DO CASTANHEIRO E DO SEU FRUTO (4)

8. A castanha e o castanheiro saíram do quotidiano português, onde antes eram assíduos e benfazejos. São agora uma realidade quase exótica. Entre os nossos contemporâneos, fora das zonas limitadas do seu cultivo em regiões montanhosas, poucos tiveram ou hão de ter o privilégio de conhecer essa árvore grande e robusta, e de admirar a sua opulenta nobreza que deslumbra a vista e enche o ânimo da esperança de bons frutos.
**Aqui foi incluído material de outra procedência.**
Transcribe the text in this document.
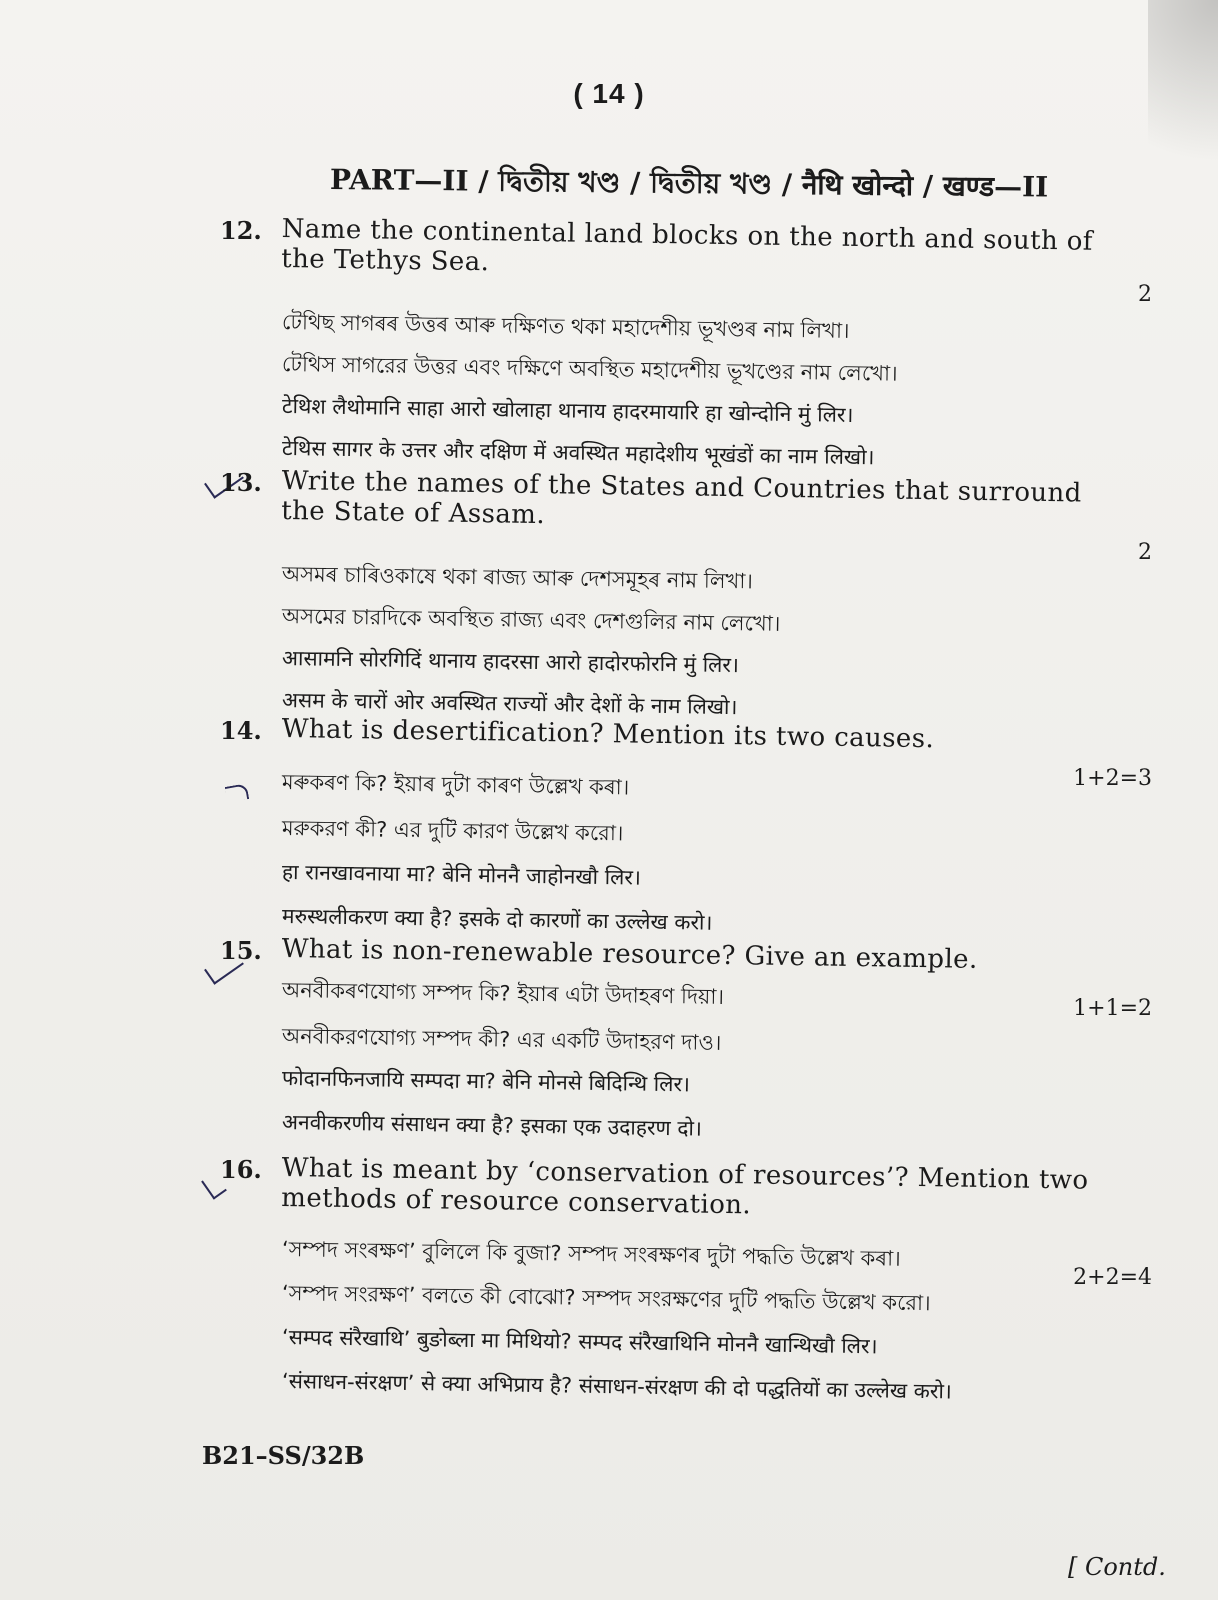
( 14 )
PART—II / দ্বিতীয় খণ্ড / দ্বিতীয় খণ্ড / नैथि खोन्दो / खण्ड—II
12. Name the continental land blocks on the north and south of the Tethys Sea.
2
টেথিছ সাগৰৰ উত্তৰ আৰু দক্ষিণত থকা মহাদেশীয় ভূখণ্ডৰ নাম লিখা।
টেথিস সাগরের উত্তর এবং দক্ষিণে অবস্থিত মহাদেশীয় ভূখণ্ডের নাম লেখো।
टेथिश लैथोमानि साहा आरो खोलाहा थानाय हादरमायारि हा खोन्दोनि मुं लिर।
टेथिस सागर के उत्तर और दक्षिण में अवस्थित महादेशीय भूखंडों का नाम लिखो।
13. Write the names of the States and Countries that surround the State of Assam.
2
অসমৰ চাৰিওকাষে থকা ৰাজ্য আৰু দেশসমূহৰ নাম লিখা।
অসমের চারদিকে অবস্থিত রাজ্য এবং দেশগুলির নাম লেখো।
आसामनि सोरगिदिं थानाय हादरसा आरो हादोरफोरनि मुं लिर।
असम के चारों ओर अवस्थित राज्यों और देशों के नाम लिखो।
14. What is desertification? Mention its two causes.
1+2=3
মৰুকৰণ কি? ইয়াৰ দুটা কাৰণ উল্লেখ কৰা।
মরুকরণ কী? এর দুটি কারণ উল্লেখ করো।
हा रानखावनाया मा? बेनि मोननै जाहोनखौ लिर।
मरुस्थलीकरण क्या है? इसके दो कारणों का उल्लेख करो।
15. What is non-renewable resource? Give an example.
1+1=2
অনবীকৰণযোগ্য সম্পদ কি? ইয়াৰ এটা উদাহৰণ দিয়া।
অনবীকরণযোগ্য সম্পদ কী? এর একটি উদাহরণ দাও।
फोदानफिनजायि सम्पदा मा? बेनि मोनसे बिदिन्थि लिर।
अनवीकरणीय संसाधन क्या है? इसका एक उदाहरण दो।
16. What is meant by ‘conservation of resources’? Mention two methods of resource conservation.
2+2=4
‘সম্পদ সংৰক্ষণ’ বুলিলে কি বুজা? সম্পদ সংৰক্ষণৰ দুটা পদ্ধতি উল্লেখ কৰা।
‘সম্পদ সংরক্ষণ’ বলতে কী বোঝো? সম্পদ সংরক্ষণের দুটি পদ্ধতি উল্লেখ করো।
‘सम्पद संरैखाथि’ बुङोब्ला मा मिथियो? सम्पद संरैखाथिनि मोननै खान्थिखौ लिर।
‘संसाधन-संरक्षण’ से क्या अभिप्राय है? संसाधन-संरक्षण की दो पद्धतियों का उल्लेख करो।
B21–SS/32B
[ Contd.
Do mesmo modo, poucos vão beneficiando da regalia de apreciar e saborear as castanhas, em toda a sua gama de gratos sabores, e como alimento memorial de civilização. Elas continuam a aparecer nos supermercados pelos meses de inverno, como qualquer outra fruta, que vem de longe, sem as reminiscências do campo e da sua cerimoniosa gestação de longos meses, desde a flor até ao amadurecimento. E sobretudo sem as saudosas lembranças da tradição do seu consumo, que era muitas vezes festivo, naturalmente convivial, variado e quase sempre vivido como celebração cultural. Eram apregoadas nas ruas ‒ "quentes e boas" ‒ e punham um sorriso nos habitantes da cidade; alegravam os dias de S. Martinho na "magustal fogueira", segundo a expressão de Almeida Garrett (Folhas Caídas); tinham lugar indispensável na cesta da merenda, nos trabalhos de inverno e especialmente na apanha da azeitona; acompanhavam a conversação da lareira, em convívios íntimos ou em libações ruidosas de amizade e vizinhança. No estrelóquio à volta da fogueira, as castanhas eram uma espécie de harmonizador ambiental, de bom gosto e de bem-estar. No tempo em que as lareiras tinham um escano amplo e familiar com mesa acoplada, vinham diretamente do pote ou do assador para serem homenageadas e sublimadas com a parceria do vinho que alegra o coração dos humanos. Camilo Castelo Branco dá notícia desse ritual num dos Doze casamentos felizes:

"— Se eu não receasse ser confiado, pedir-lhe-ia me contasse por que meios extraordinários a Providência o enriqueceu.

– Isso sabe-o toda a gente que me conhece, e o senhor também o pode saber; mas antes dos contos, que não enchem barriga, vamos à ceia, que está na mesa, e depois conversaremos, com o pichel do verdasco à beira e as castanhas na assadeira.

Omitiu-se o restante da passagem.